I put on record the immense value of Community Legal Centres for the Sydney electorate and my constituents. All members of Parliament rely on these independent community organisations for constituents to get legal help, particularly vulnerable people and communities that are disadvantaged and marginalised and would not otherwise be able to get access to justice. The Sydney electorate is well served by the Inner City Legal Centre and Redfern Legal Centre. I am proud to work closely with these two organisations in their efforts to make sure that everyone has access to legal help, no matter their background, abilities or resources.

The Inner City Legal Centre is the main legal centre for the Sydney electorate and my office refers many people to it who need legal information and help. Along with generalist matters, it helps with employment and family law and is the New South Wales specialist for the LGBTIQ legal service. It recognises groups with quite specific needs through the transgender legal service and sex worker legal service. I am supporting their fundraising campaign to maintain the Safe Relationships Project, which provides court support for people who are gay, lesbianĀ or bisexual, people who are transgender and people who are inter-sex who are experiencing or escaping an abusive relationship.
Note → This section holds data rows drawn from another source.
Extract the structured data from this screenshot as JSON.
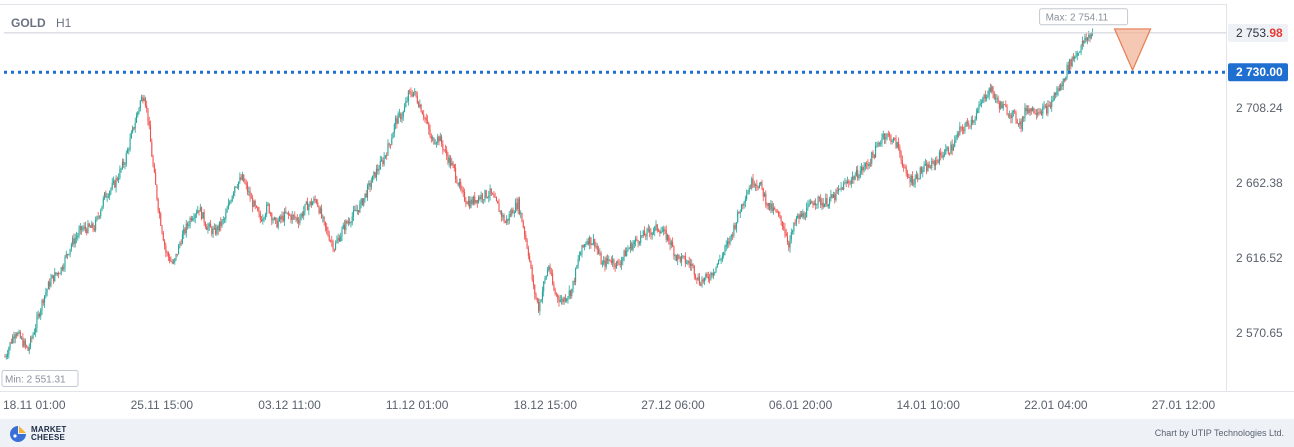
{
  "header": {
    "symbol": "GOLD",
    "timeframe": "H1"
  },
  "footer": {
    "brand_line1": "MARKET",
    "brand_line2": "CHEESE",
    "credit": "Chart by UTIP Technologies Ltd."
  },
  "chart_data": {
    "type": "candlestick",
    "instrument": "GOLD",
    "timeframe": "H1",
    "ylim": [
      2540,
      2768
    ],
    "y_ticks": [
      "2 570.65",
      "2 616.52",
      "2 662.38",
      "2 708.24"
    ],
    "x_ticks": [
      "18.11 01:00",
      "25.11 15:00",
      "03.12 11:00",
      "11.12 01:00",
      "18.12 15:00",
      "27.12 06:00",
      "06.01 20:00",
      "14.01 10:00",
      "22.01 04:00",
      "27.01 12:00"
    ],
    "x_tick_positions": [
      0,
      100,
      200,
      300,
      400,
      500,
      600,
      700,
      800,
      900
    ],
    "current_price": {
      "value": 2753.98,
      "label_main": "2 753.",
      "label_accent": "98"
    },
    "level_line": {
      "value": 2730.0,
      "label": "2 730.00"
    },
    "max_label": {
      "value": 2754.11,
      "text": "Max: 2 754.11"
    },
    "min_label": {
      "value": 2551.31,
      "text": "Min: 2 551.31"
    },
    "signal": {
      "direction": "down",
      "color": "#f2b599"
    },
    "colors": {
      "up": "#26a69a",
      "down": "#ef5350",
      "level": "#1f6fd1",
      "accent": "#e53935"
    },
    "series": [
      {
        "t": 0,
        "v": 2556
      },
      {
        "t": 8,
        "v": 2572
      },
      {
        "t": 13,
        "v": 2566
      },
      {
        "t": 18,
        "v": 2560
      },
      {
        "t": 24,
        "v": 2575
      },
      {
        "t": 30,
        "v": 2592
      },
      {
        "t": 36,
        "v": 2603
      },
      {
        "t": 44,
        "v": 2610
      },
      {
        "t": 52,
        "v": 2625
      },
      {
        "t": 60,
        "v": 2634
      },
      {
        "t": 70,
        "v": 2635
      },
      {
        "t": 78,
        "v": 2654
      },
      {
        "t": 86,
        "v": 2662
      },
      {
        "t": 94,
        "v": 2676
      },
      {
        "t": 101,
        "v": 2697
      },
      {
        "t": 106,
        "v": 2712
      },
      {
        "t": 109,
        "v": 2717
      },
      {
        "t": 112,
        "v": 2702
      },
      {
        "t": 116,
        "v": 2672
      },
      {
        "t": 120,
        "v": 2648
      },
      {
        "t": 126,
        "v": 2620
      },
      {
        "t": 132,
        "v": 2612
      },
      {
        "t": 138,
        "v": 2628
      },
      {
        "t": 146,
        "v": 2642
      },
      {
        "t": 152,
        "v": 2647
      },
      {
        "t": 158,
        "v": 2636
      },
      {
        "t": 164,
        "v": 2632
      },
      {
        "t": 172,
        "v": 2640
      },
      {
        "t": 180,
        "v": 2661
      },
      {
        "t": 186,
        "v": 2665
      },
      {
        "t": 194,
        "v": 2650
      },
      {
        "t": 200,
        "v": 2640
      },
      {
        "t": 206,
        "v": 2648
      },
      {
        "t": 212,
        "v": 2637
      },
      {
        "t": 220,
        "v": 2643
      },
      {
        "t": 230,
        "v": 2640
      },
      {
        "t": 236,
        "v": 2648
      },
      {
        "t": 244,
        "v": 2652
      },
      {
        "t": 250,
        "v": 2636
      },
      {
        "t": 258,
        "v": 2623
      },
      {
        "t": 266,
        "v": 2636
      },
      {
        "t": 272,
        "v": 2642
      },
      {
        "t": 278,
        "v": 2648
      },
      {
        "t": 284,
        "v": 2658
      },
      {
        "t": 290,
        "v": 2668
      },
      {
        "t": 296,
        "v": 2676
      },
      {
        "t": 302,
        "v": 2688
      },
      {
        "t": 306,
        "v": 2700
      },
      {
        "t": 312,
        "v": 2705
      },
      {
        "t": 316,
        "v": 2716
      },
      {
        "t": 320,
        "v": 2718
      },
      {
        "t": 325,
        "v": 2710
      },
      {
        "t": 330,
        "v": 2700
      },
      {
        "t": 334,
        "v": 2688
      },
      {
        "t": 340,
        "v": 2690
      },
      {
        "t": 346,
        "v": 2679
      },
      {
        "t": 352,
        "v": 2670
      },
      {
        "t": 358,
        "v": 2655
      },
      {
        "t": 364,
        "v": 2650
      },
      {
        "t": 372,
        "v": 2654
      },
      {
        "t": 380,
        "v": 2656
      },
      {
        "t": 386,
        "v": 2648
      },
      {
        "t": 392,
        "v": 2638
      },
      {
        "t": 398,
        "v": 2646
      },
      {
        "t": 402,
        "v": 2650
      },
      {
        "t": 406,
        "v": 2636
      },
      {
        "t": 410,
        "v": 2620
      },
      {
        "t": 414,
        "v": 2598
      },
      {
        "t": 418,
        "v": 2586
      },
      {
        "t": 422,
        "v": 2600
      },
      {
        "t": 426,
        "v": 2612
      },
      {
        "t": 430,
        "v": 2596
      },
      {
        "t": 436,
        "v": 2590
      },
      {
        "t": 444,
        "v": 2597
      },
      {
        "t": 450,
        "v": 2618
      },
      {
        "t": 456,
        "v": 2628
      },
      {
        "t": 462,
        "v": 2626
      },
      {
        "t": 468,
        "v": 2612
      },
      {
        "t": 474,
        "v": 2616
      },
      {
        "t": 480,
        "v": 2612
      },
      {
        "t": 488,
        "v": 2622
      },
      {
        "t": 496,
        "v": 2628
      },
      {
        "t": 504,
        "v": 2632
      },
      {
        "t": 512,
        "v": 2635
      },
      {
        "t": 520,
        "v": 2628
      },
      {
        "t": 526,
        "v": 2617
      },
      {
        "t": 532,
        "v": 2615
      },
      {
        "t": 538,
        "v": 2612
      },
      {
        "t": 544,
        "v": 2602
      },
      {
        "t": 550,
        "v": 2604
      },
      {
        "t": 556,
        "v": 2610
      },
      {
        "t": 562,
        "v": 2618
      },
      {
        "t": 568,
        "v": 2628
      },
      {
        "t": 574,
        "v": 2642
      },
      {
        "t": 580,
        "v": 2655
      },
      {
        "t": 586,
        "v": 2664
      },
      {
        "t": 592,
        "v": 2660
      },
      {
        "t": 598,
        "v": 2648
      },
      {
        "t": 604,
        "v": 2644
      },
      {
        "t": 610,
        "v": 2636
      },
      {
        "t": 614,
        "v": 2625
      },
      {
        "t": 620,
        "v": 2640
      },
      {
        "t": 626,
        "v": 2643
      },
      {
        "t": 634,
        "v": 2652
      },
      {
        "t": 642,
        "v": 2650
      },
      {
        "t": 650,
        "v": 2654
      },
      {
        "t": 656,
        "v": 2660
      },
      {
        "t": 662,
        "v": 2664
      },
      {
        "t": 668,
        "v": 2668
      },
      {
        "t": 676,
        "v": 2674
      },
      {
        "t": 682,
        "v": 2682
      },
      {
        "t": 688,
        "v": 2692
      },
      {
        "t": 694,
        "v": 2690
      },
      {
        "t": 700,
        "v": 2684
      },
      {
        "t": 706,
        "v": 2666
      },
      {
        "t": 712,
        "v": 2664
      },
      {
        "t": 718,
        "v": 2670
      },
      {
        "t": 726,
        "v": 2673
      },
      {
        "t": 734,
        "v": 2680
      },
      {
        "t": 742,
        "v": 2684
      },
      {
        "t": 748,
        "v": 2694
      },
      {
        "t": 754,
        "v": 2698
      },
      {
        "t": 760,
        "v": 2703
      },
      {
        "t": 768,
        "v": 2716
      },
      {
        "t": 772,
        "v": 2720
      },
      {
        "t": 778,
        "v": 2711
      },
      {
        "t": 786,
        "v": 2706
      },
      {
        "t": 792,
        "v": 2702
      },
      {
        "t": 796,
        "v": 2698
      },
      {
        "t": 800,
        "v": 2708
      },
      {
        "t": 806,
        "v": 2707
      },
      {
        "t": 812,
        "v": 2707
      },
      {
        "t": 818,
        "v": 2708
      },
      {
        "t": 822,
        "v": 2716
      },
      {
        "t": 828,
        "v": 2722
      },
      {
        "t": 832,
        "v": 2732
      },
      {
        "t": 836,
        "v": 2738
      },
      {
        "t": 840,
        "v": 2742
      },
      {
        "t": 844,
        "v": 2747
      },
      {
        "t": 848,
        "v": 2751
      },
      {
        "t": 852,
        "v": 2754
      }
    ]
  }
}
Together with the Marrickville and Kingsford centres, the Inner City and Redfern legal centres are jointly running a new statewide service for migrant workers. This is a clear example of how legal centres identify and meet unmet needs. The Redfern Legal Centre provides help for health, employment, consumer and financial matters, domestic violence, policing and discrimination and has a specialist service for students, which is increasingly needed in response to unfair treatment of international students. Redfern's tenancy and advocacy service is a valuable source of advice and representation to which my office regularly refers constituents, particularly tenants who may not have the skills or capacity to represent themselves in the tribunal. I was very pleased to launch the Redfern Legal Centre's recently updated resourceThe Repair Kit, which was originally published with funds from Lord Mayor Clover Moore MP Salary Trust. The centre's workshop with tenants in Woolloomooloo who were concerned about getting repairs done was a great way to efficiently get information and advice to a group of people.
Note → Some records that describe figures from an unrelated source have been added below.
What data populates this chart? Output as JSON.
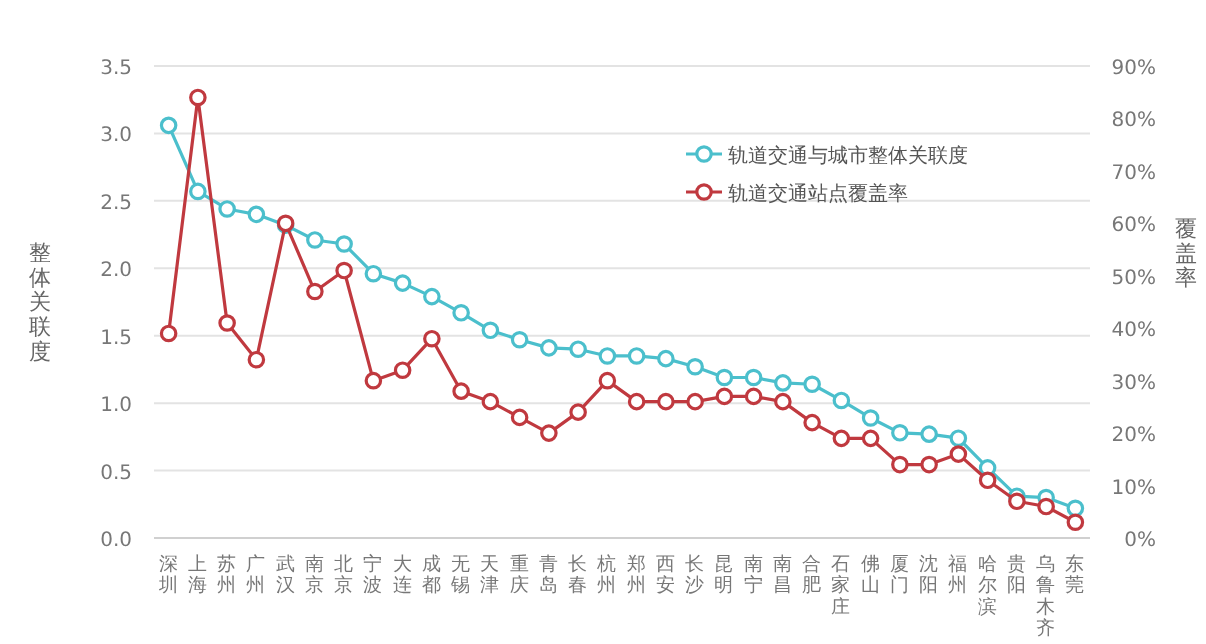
{
  "chart_data": {
    "type": "line",
    "categories": [
      "深圳",
      "上海",
      "苏州",
      "广州",
      "武汉",
      "南京",
      "北京",
      "宁波",
      "大连",
      "成都",
      "无锡",
      "天津",
      "重庆",
      "青岛",
      "长春",
      "杭州",
      "郑州",
      "西安",
      "长沙",
      "昆明",
      "南宁",
      "南昌",
      "合肥",
      "石家庄",
      "佛山",
      "厦门",
      "沈阳",
      "福州",
      "哈尔滨",
      "贵阳",
      "乌鲁木齐",
      "东莞"
    ],
    "series": [
      {
        "name": "轨道交通与城市整体关联度",
        "color": "#4bbfcc",
        "values": [
          3.06,
          2.57,
          2.44,
          2.4,
          2.32,
          2.21,
          2.18,
          1.96,
          1.89,
          1.79,
          1.67,
          1.54,
          1.47,
          1.41,
          1.4,
          1.35,
          1.35,
          1.33,
          1.27,
          1.19,
          1.19,
          1.15,
          1.14,
          1.02,
          0.89,
          0.78,
          0.77,
          0.74,
          0.52,
          0.31,
          0.3,
          0.22
        ]
      },
      {
        "name": "轨道交通站点覆盖率",
        "color": "#c0393f",
        "axis": "y2",
        "values": [
          39,
          84,
          41,
          34,
          60,
          47,
          51,
          30,
          32,
          38,
          28,
          26,
          23,
          20,
          24,
          30,
          26,
          26,
          26,
          27,
          27,
          26,
          22,
          19,
          19,
          14,
          14,
          16,
          11,
          7,
          6,
          3
        ]
      }
    ],
    "ylabel": "整体关联度",
    "y2label": "覆盖率",
    "ylim": [
      0,
      3.5
    ],
    "yticks": [
      {
        "value": 0,
        "label": "0.0"
      },
      {
        "value": 0.5,
        "label": "0.5"
      },
      {
        "value": 1,
        "label": "1.0"
      },
      {
        "value": 1.5,
        "label": "1.5"
      },
      {
        "value": 2,
        "label": "2.0"
      },
      {
        "value": 2.5,
        "label": "2.5"
      },
      {
        "value": 3,
        "label": "3.0"
      },
      {
        "value": 3.5,
        "label": "3.5"
      }
    ],
    "y2lim": [
      0,
      90
    ],
    "y2ticks": [
      {
        "value": 0,
        "label": "0%"
      },
      {
        "value": 10,
        "label": "10%"
      },
      {
        "value": 20,
        "label": "20%"
      },
      {
        "value": 30,
        "label": "30%"
      },
      {
        "value": 40,
        "label": "40%"
      },
      {
        "value": 50,
        "label": "50%"
      },
      {
        "value": 60,
        "label": "60%"
      },
      {
        "value": 70,
        "label": "70%"
      },
      {
        "value": 80,
        "label": "80%"
      },
      {
        "value": 90,
        "label": "90%"
      }
    ],
    "grid": "y",
    "legend": "top right",
    "marker": "circle",
    "line_style": "solid"
  }
}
Community Legal Centres are a vital source of support, advice and advocacy on public interest legal matters that affect large numbers of people. The Public Interest Advocacy Centre tackles matters of broad public importance that affect the whole community. It does a great job training and educating citizens and community groups to challenge injustice. I am especially appreciative of their Homeless Persons' Legal Service. It takes legal help to very vulnerable people living on the street and in refuges and shelters. The Environment Defenders Office provides expert information, resources, advice and test cases in public interest environment law, helping to protect communities against powerful vested interests. Its work with the Millers Point community on heritage protection for the Sirius building is a good example.
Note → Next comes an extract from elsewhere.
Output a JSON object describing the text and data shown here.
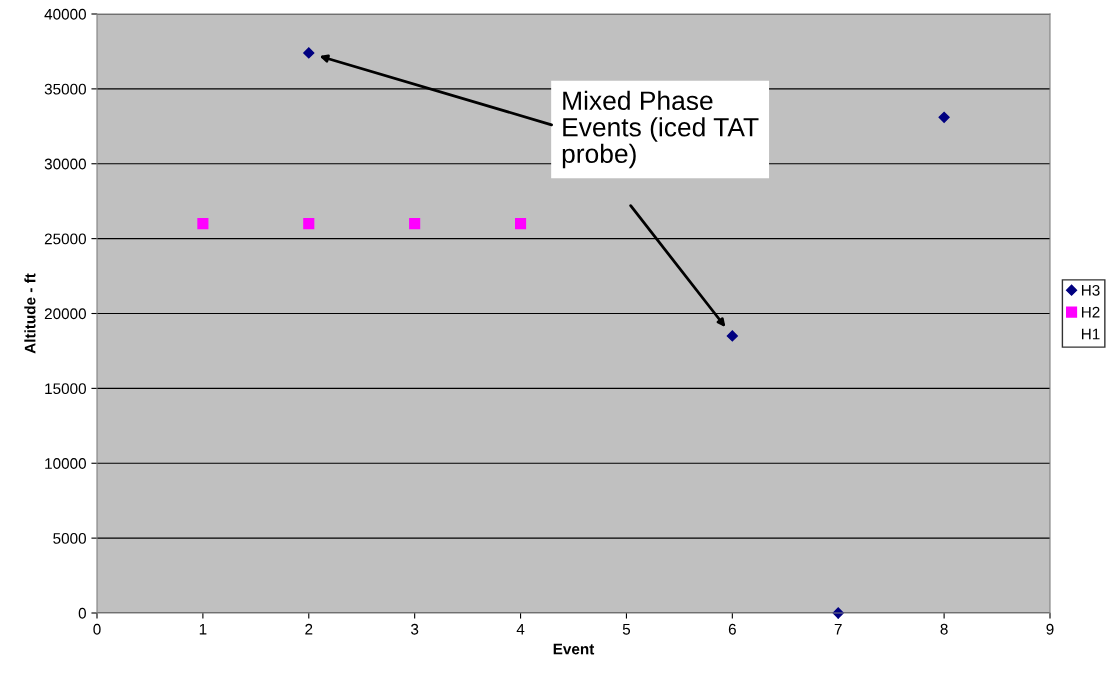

While they deal largely with Commonwealth matters, I acknowledge the important role of other Community Legal Centres based in the inner city for people across New South Wales or even Australia, including for financial rights, welfare rights, human rights, HIV-AIDS, immigration, refugees, disability, prisoners, tenants, children, young people and seniors. The commitment from centre workers and board members to justice and a fair go is inspiring. I acknowledge their contribution to our communities. Volunteers and students learning the law help stretch the limited funding that Community Legal Centres rely upon. There is a well-developed network of Community Legal Centres across New South Wales that collaborate to cover many groups and individuals who would not otherwise get access to legal information, advice or advocacy. They provide valuable community resources and education, and they use their experience with vulnerable people to push for law and policy reform to improve justice and prevent discrimination and unfair treatment. I support the call from Community Legal Centres for adequate and secure funding so they can continue to provide their essential advice and hope that the Government will respond to my request for additional resources to enable this important work to continue.